Os rostos que Nelson incluiu

Quantos cineastas pelo mundo podem se orgulhar de abrir a carreira com uma obra-prima que transmutou o olhar para a cinematografia de seu país e continuar fazendo com a própria carreira uma série de acertos para o cinema como um todo? Aos 27 anos, Nelson Pereira dos Santos abriu com “Rio, 40 Graus” uma brecha no ato de contar histórias no cinema brasileiro em meados dos anos 50, dando voz a uma parcela social não apenas desfavorecida como também não ouvida, e a partir dela radiografando o mundano de seu microcosmo. Foi esse o movimento primeiro de Nelson; sem a pretensão de querer revolucionar, acabar por fazê-lo ao desconstruir fatias sociais tão amplas quanto inesperadas.

 

Filmar o que ninguém filmava à época foi o que rapidamente colocou Nelson como porta-voz de uma vanguarda cinematográfica que se apartaria dos ideais clássicos da Atlântida e da Vera Cruz, com sua chanchada escapista.
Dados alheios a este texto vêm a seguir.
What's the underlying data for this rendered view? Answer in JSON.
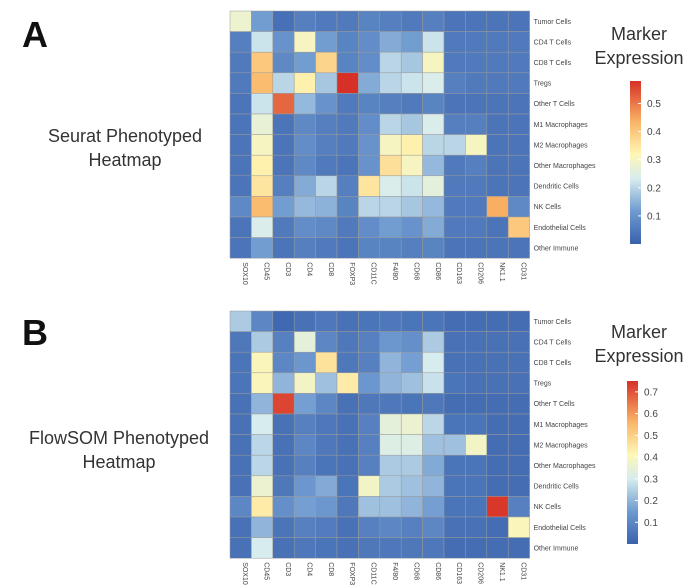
{
  "figure": {
    "panel_a": {
      "letter": "A",
      "title_line1": "Seurat Phenotyped",
      "title_line2": "Heatmap",
      "legend_line1": "Marker",
      "legend_line2": "Expression"
    },
    "panel_b": {
      "letter": "B",
      "title_line1": "FlowSOM Phenotyped",
      "title_line2": "Heatmap",
      "legend_line1": "Marker",
      "legend_line2": "Expression"
    }
  },
  "chart_data": [
    {
      "type": "heatmap",
      "title": "Seurat Phenotyped Heatmap",
      "legend_title": "Marker Expression",
      "x_labels": [
        "SOX10",
        "CD45",
        "CD3",
        "CD4",
        "CD8",
        "FOXP3",
        "CD11C",
        "F4/80",
        "CD68",
        "CD86",
        "CD163",
        "CD206",
        "NK1.1",
        "CD31"
      ],
      "y_labels": [
        "Tumor Cells",
        "CD4 T Cells",
        "CD8 T Cells",
        "Tregs",
        "Other T Cells",
        "M1 Macrophages",
        "M2 Macrophages",
        "Other Macrophages",
        "Dendritic Cells",
        "NK Cells",
        "Endothelial Cells",
        "Other Immune"
      ],
      "color_range": [
        0.0,
        0.58
      ],
      "legend_ticks": [
        0.1,
        0.2,
        0.3,
        0.4,
        0.5
      ],
      "values": [
        [
          0.28,
          0.12,
          0.03,
          0.06,
          0.05,
          0.05,
          0.07,
          0.06,
          0.05,
          0.06,
          0.04,
          0.04,
          0.04,
          0.04
        ],
        [
          0.06,
          0.22,
          0.1,
          0.3,
          0.12,
          0.07,
          0.09,
          0.14,
          0.12,
          0.22,
          0.05,
          0.05,
          0.05,
          0.05
        ],
        [
          0.05,
          0.4,
          0.08,
          0.12,
          0.38,
          0.07,
          0.09,
          0.2,
          0.18,
          0.3,
          0.05,
          0.05,
          0.05,
          0.05
        ],
        [
          0.05,
          0.42,
          0.2,
          0.33,
          0.18,
          0.6,
          0.14,
          0.2,
          0.22,
          0.24,
          0.06,
          0.05,
          0.05,
          0.05
        ],
        [
          0.04,
          0.22,
          0.52,
          0.16,
          0.1,
          0.05,
          0.07,
          0.06,
          0.05,
          0.07,
          0.04,
          0.04,
          0.04,
          0.04
        ],
        [
          0.04,
          0.27,
          0.04,
          0.08,
          0.06,
          0.05,
          0.09,
          0.2,
          0.18,
          0.24,
          0.06,
          0.06,
          0.04,
          0.04
        ],
        [
          0.04,
          0.3,
          0.04,
          0.09,
          0.06,
          0.05,
          0.1,
          0.3,
          0.33,
          0.2,
          0.2,
          0.3,
          0.04,
          0.04
        ],
        [
          0.04,
          0.33,
          0.04,
          0.08,
          0.05,
          0.04,
          0.1,
          0.36,
          0.3,
          0.16,
          0.05,
          0.06,
          0.04,
          0.04
        ],
        [
          0.04,
          0.35,
          0.06,
          0.14,
          0.2,
          0.06,
          0.35,
          0.24,
          0.22,
          0.26,
          0.05,
          0.05,
          0.04,
          0.04
        ],
        [
          0.08,
          0.42,
          0.12,
          0.16,
          0.15,
          0.07,
          0.2,
          0.2,
          0.18,
          0.16,
          0.05,
          0.05,
          0.44,
          0.08
        ],
        [
          0.04,
          0.24,
          0.05,
          0.09,
          0.08,
          0.05,
          0.09,
          0.12,
          0.1,
          0.14,
          0.05,
          0.05,
          0.04,
          0.4
        ],
        [
          0.04,
          0.12,
          0.04,
          0.06,
          0.05,
          0.04,
          0.07,
          0.07,
          0.06,
          0.07,
          0.04,
          0.04,
          0.04,
          0.04
        ]
      ]
    },
    {
      "type": "heatmap",
      "title": "FlowSOM Phenotyped Heatmap",
      "legend_title": "Marker Expression",
      "x_labels": [
        "SOX10",
        "CD45",
        "CD3",
        "CD4",
        "CD8",
        "FOXP3",
        "CD11C",
        "F4/80",
        "CD68",
        "CD86",
        "CD163",
        "CD206",
        "NK1.1",
        "CD31"
      ],
      "y_labels": [
        "Tumor Cells",
        "CD4 T Cells",
        "CD8 T Cells",
        "Tregs",
        "Other T Cells",
        "M1 Macrophages",
        "M2 Macrophages",
        "Other Macrophages",
        "Dendritic Cells",
        "NK Cells",
        "Endothelial Cells",
        "Other Immune"
      ],
      "color_range": [
        0.0,
        0.75
      ],
      "legend_ticks": [
        0.1,
        0.2,
        0.3,
        0.4,
        0.5,
        0.6,
        0.7
      ],
      "values": [
        [
          0.24,
          0.1,
          0.02,
          0.04,
          0.06,
          0.04,
          0.05,
          0.06,
          0.05,
          0.05,
          0.03,
          0.03,
          0.03,
          0.03
        ],
        [
          0.06,
          0.24,
          0.08,
          0.34,
          0.1,
          0.06,
          0.08,
          0.14,
          0.12,
          0.24,
          0.04,
          0.04,
          0.04,
          0.04
        ],
        [
          0.05,
          0.4,
          0.1,
          0.14,
          0.46,
          0.06,
          0.08,
          0.2,
          0.16,
          0.3,
          0.04,
          0.04,
          0.04,
          0.04
        ],
        [
          0.05,
          0.4,
          0.2,
          0.38,
          0.22,
          0.44,
          0.14,
          0.2,
          0.22,
          0.28,
          0.05,
          0.04,
          0.04,
          0.04
        ],
        [
          0.04,
          0.2,
          0.72,
          0.16,
          0.1,
          0.04,
          0.06,
          0.06,
          0.05,
          0.06,
          0.03,
          0.03,
          0.03,
          0.03
        ],
        [
          0.04,
          0.3,
          0.04,
          0.08,
          0.06,
          0.04,
          0.08,
          0.34,
          0.36,
          0.26,
          0.05,
          0.05,
          0.03,
          0.03
        ],
        [
          0.04,
          0.26,
          0.04,
          0.1,
          0.06,
          0.04,
          0.08,
          0.32,
          0.32,
          0.22,
          0.22,
          0.38,
          0.03,
          0.03
        ],
        [
          0.04,
          0.26,
          0.04,
          0.08,
          0.05,
          0.04,
          0.08,
          0.24,
          0.24,
          0.18,
          0.05,
          0.05,
          0.03,
          0.03
        ],
        [
          0.04,
          0.36,
          0.06,
          0.14,
          0.18,
          0.05,
          0.38,
          0.24,
          0.22,
          0.2,
          0.05,
          0.05,
          0.03,
          0.03
        ],
        [
          0.1,
          0.44,
          0.12,
          0.16,
          0.14,
          0.06,
          0.22,
          0.22,
          0.2,
          0.16,
          0.05,
          0.05,
          0.74,
          0.08
        ],
        [
          0.04,
          0.2,
          0.05,
          0.08,
          0.07,
          0.04,
          0.08,
          0.1,
          0.08,
          0.1,
          0.04,
          0.04,
          0.03,
          0.4
        ],
        [
          0.04,
          0.3,
          0.04,
          0.06,
          0.05,
          0.04,
          0.06,
          0.06,
          0.06,
          0.06,
          0.03,
          0.03,
          0.03,
          0.03
        ]
      ]
    }
  ]
}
Paulista vindo para o Rio de Janeiro, o jovem politizado de construção cinematográfica elaborada, embevecido com o neo-realismo italiano e a Nouvelle Vague, viria em seu primeiro longa a dar o pontapé do que se chamaria no futuro Cinema Novo. Muito mais do que apenas “uma câmera na mão e uma ideia na cabeça”, o rapaz queria colocar no centro da narrativa os personagens que as narrativas comumente desprezavam, e a crueza típica da inexperiência da qual Nelson retirou verdade.

 

Rostos negros. Rostos pobres. Rostos sem protagonismo. Em “Rio, Zona Norte”, Grande Otelo saía do espaço humorístico para desbravar um tipo comum, o sambista Espírito da Luz, ampliando o escopo da própria carreira e mostrando o lado mais amargo da pretensa fama. Em “Na estrada da vida”, ousou explorar o universo sertanejo, dos homens do campo, na época ainda marginalizados. Na adaptação de Jorge Amado “Tenda dos Milagres”, vestiu de baianidade sua filmografia e desbravou as religiões de matrizes africanas de peito aberto. Nelson filmou esses rostos e corpos com a propriedade de quem entende a importância de ir além do que a elite predominante no cinema queria filmar.

 

Em 1961, conseguiu transformar um dos maiores clássicos da literatura brasileira em material de sua cepa. Talvez não houvesse mesmo outro diretor capaz de absorver o Graciliano Ramos de “Vidas Secas” em material tão seu, dando enfim vida à mítica Baleia; junto a ela, um retrato arrasador e definitivo sobre a seca na região árida do Nordeste, e o abandono público - além da destruição gradual dos sonhos, estampada em cada semblante filmado por Nelson. Vinte anos depois voltaria a Graciliano, dessa vez para filmar o corpo semidestruído pela injusta prisão do autor, encarnado em Carlos Vereza, no seminal “Memórias do cárcere”. A partir dali, Nelson assinaria sua definitiva entrada para a posteridade.

 

Em 2006, Nelson Pereira dos Santos se tornou o primeiro cineasta a ocupar uma cadeira entre os imortais da Academia Brasileira de Letras. Ingênuos... Nelson já tinha adquirido a imortalidade havia pelo menos 30 anos.